The global travel and tourism industry plays a pivotal role in driving economic growth and fostering employment opportunities across nations.
Spanning transportation, accommodation, dining, entertainment, and more, this multifaceted sector serves as a cornerstone of many economies.
Employing millions directly and indirectly, the industry embraces a diverse workforce, from hoteliers and tour guides to airline personnel and local drivers. Its significance extends beyond job creation, as it injects vital foreign exchange earnings into host countries.
International tourists, in their exploration of destinations, stimulate local economies through expenditures on lodging, dining, transportation, and various services.
International tourists spend money on accommodation, dining, shopping, transportation, and other services in the destinations they visit, which helps boost the local economy and contributes to the country’s balance of payments.
For many countries, especially small island nations or those heavily dependent on a few industries, tourism offers a means of diversifying their economies.
The World Travel & Tourism Council (WTTC), a global tourism body, has forecast a record-breaking year for travel and tourism in 2024, with the sector’s global economic contribution set to reach an all-time high of $11.1tn.
WTTC’s 2024 Economic Impact Research (EIR) estimates the sector will contribute an additional $770bn more than its previous record – generating one in every 10 dollars worldwide.
It expects some 142 countries of 185 analysed will be outperforming previous national records.
The report, produced with Oxford Economics, says the travel and tourism sector accounts for almost 348mn jobs globally.
This represents an increase of more than 13.6mn jobs compared to its highest point in 2019.
International visitor spending is expected to be close to the 2019 peak at $1.89tn, while domestic tourists are forecast to spend more than in any year on record to hit $5.4tn.

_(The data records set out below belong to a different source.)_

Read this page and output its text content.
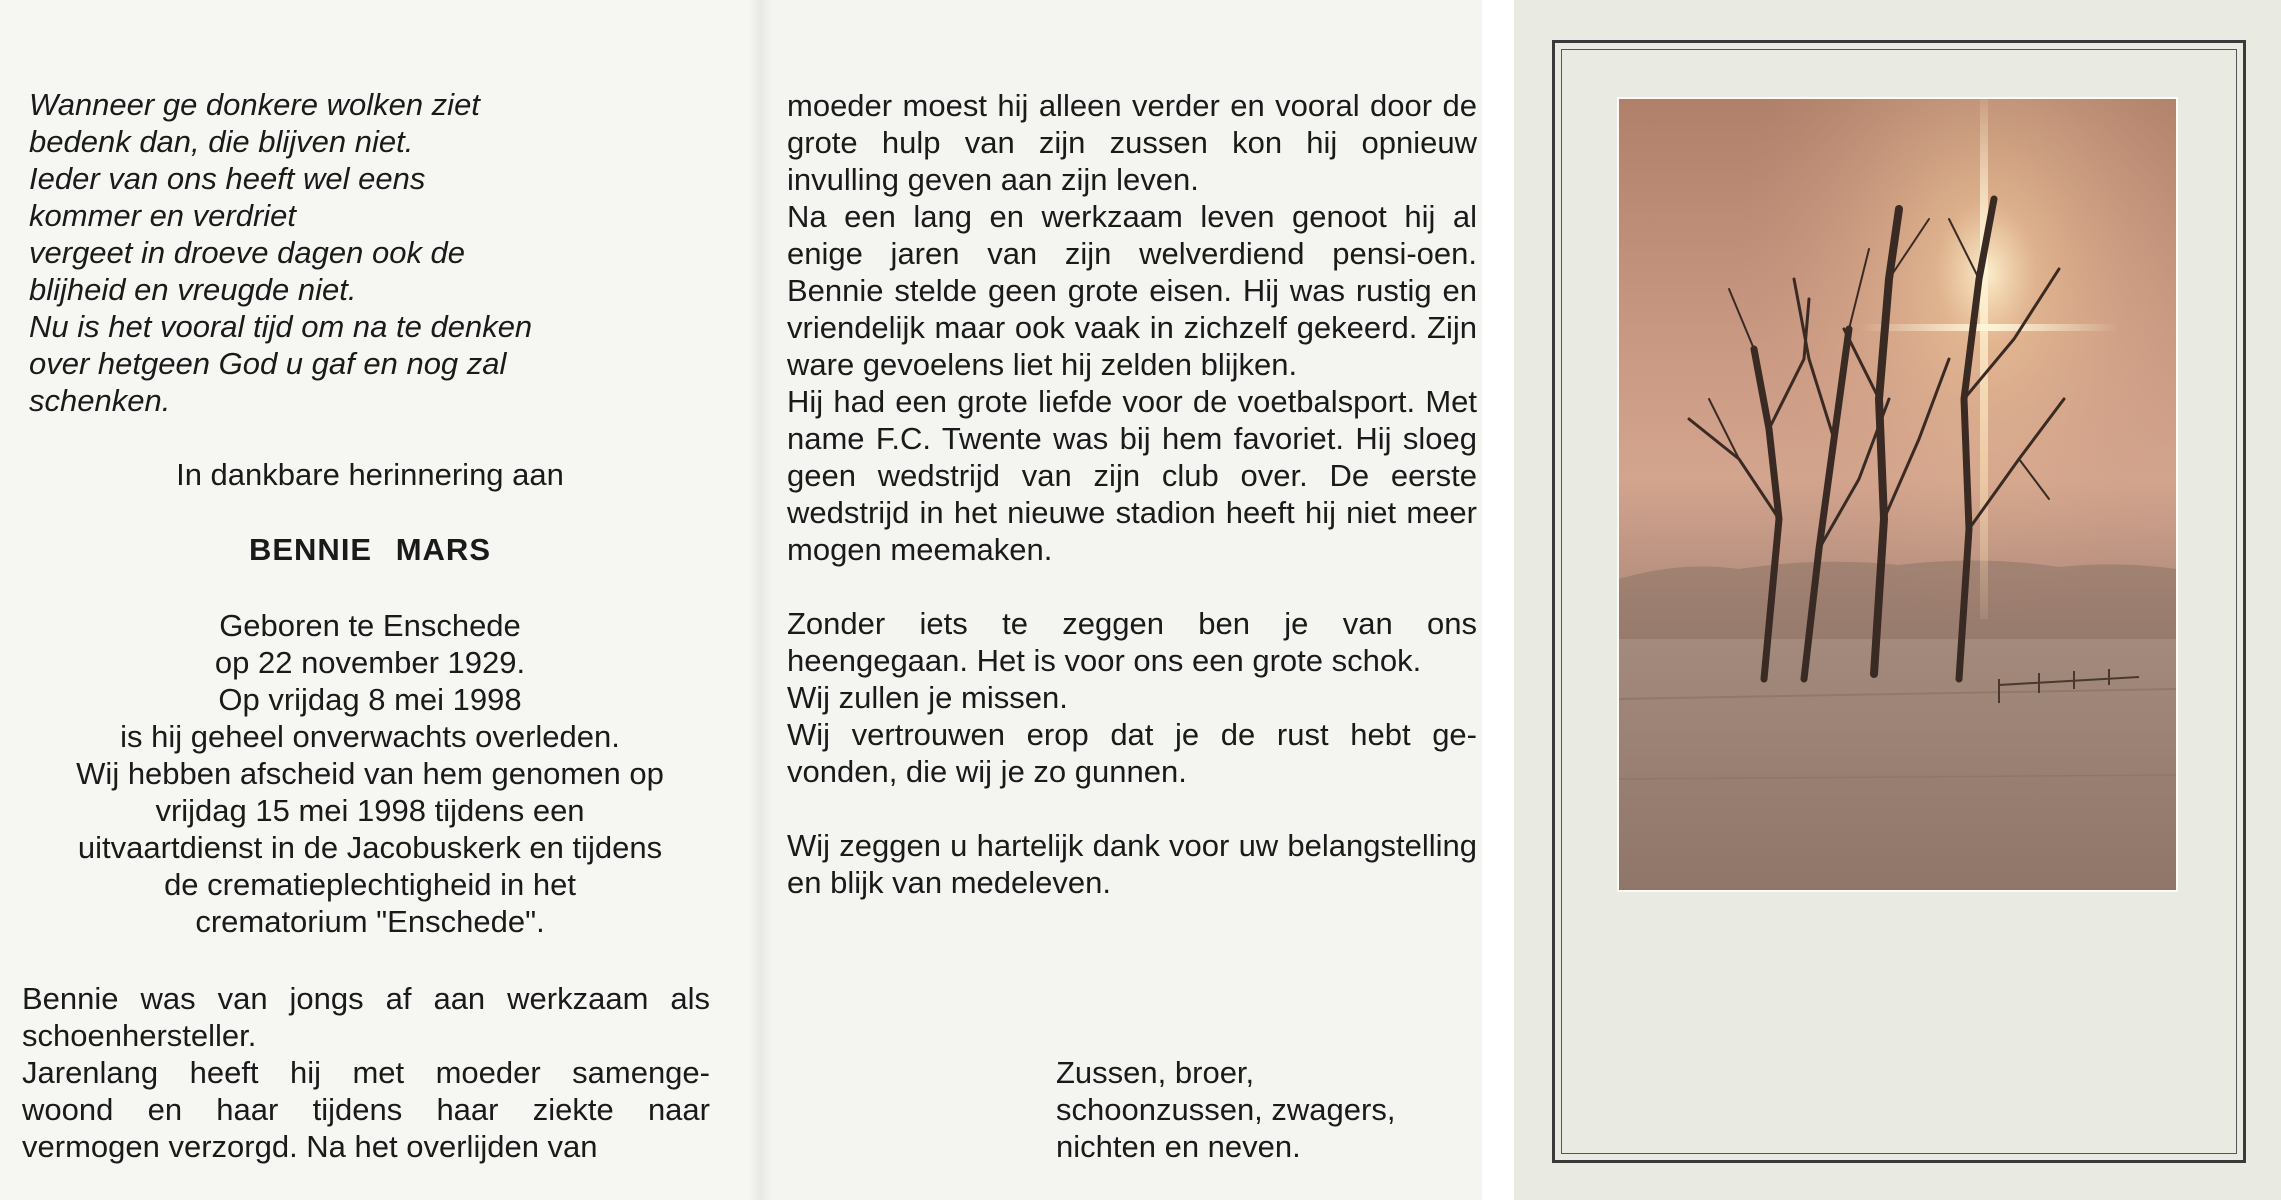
Wanneer ge donkere wolken ziet
bedenk dan, die blijven niet.
Ieder van ons heeft wel eens
kommer en verdriet
vergeet in droeve dagen ook de
blijheid en vreugde niet.
Nu is het vooral tijd om na te denken
over hetgeen God u gaf en nog zal
schenken.
In dankbare herinnering aan
BENNIE MARS
Geboren te Enschede
op 22 november 1929.
Op vrijdag 8 mei 1998
is hij geheel onverwachts overleden.
Wij hebben afscheid van hem genomen op
vrijdag 15 mei 1998 tijdens een
uitvaartdienst in de Jacobuskerk en tijdens
de crematieplechtigheid in het
crematorium "Enschede".
Bennie was van jongs af aan werkzaam als
schoenhersteller.
Jarenlang heeft hij met moeder samenge-
woond en haar tijdens haar ziekte naar
vermogen verzorgd. Na het overlijden van
moeder moest hij alleen verder en vooral door de grote hulp van zijn zussen kon hij opnieuw invulling geven aan zijn leven.
Na een lang en werkzaam leven genoot hij al enige jaren van zijn welverdiend pensi-oen. Bennie stelde geen grote eisen. Hij was rustig en vriendelijk maar ook vaak in zichzelf gekeerd. Zijn ware gevoelens liet hij zelden blijken.
Hij had een grote liefde voor de voetbalsport. Met name F.C. Twente was bij hem favoriet. Hij sloeg geen wedstrijd van zijn club over. De eerste wedstrijd in het nieuwe stadion heeft hij niet meer mogen meemaken.
Zonder iets te zeggen ben je van ons heengegaan. Het is voor ons een grote schok.
Wij zullen je missen.
Wij vertrouwen erop dat je de rust hebt ge-vonden, die wij je zo gunnen.
Wij zeggen u hartelijk dank voor uw belangstelling en blijk van medeleven.
Zussen, broer,
schoonzussen, zwagers,
nichten en neven.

The WTTC said international visitor spending in the US last year remained more than a quarter below the peak of 2019, while China’s visitor spend remained almost 60% down.
Looking ahead, WTTC is forecasting a “promising” future for the next decade, characterised by “robust growth and unparalleled career opportunities”.
By 2034, the sector will supercharge the global economy with a staggering $16tn, making up 11.4% of the entire economic landscape.
WTTC president and chief executive Julia Simpson said: “Against the backdrop of uncertainty, the travel and tourism sector remains a global economic powerhouse.
“This isn’t just about breaking records; we’re no longer talker about a recovery – this is a story of the sector back at its best after a difficult few years, providing a significant economic boost to countries around the world and supporting millions of jobs.
“There’s a risk however, we need the US and Chinese governments to support their national travel and tourism sectors. The US and China will continue to suffer whilst other countries are seeing international visitors return much faster.”
Beyond its economic significance, travel and tourism catalyse development in regions facing economic challenges.
By incentivising investments in infrastructure like airports, roads, and hospitality establishments, the industry nurtures a conducive environment for business growth, thereby fostering overall economic expansion around the world.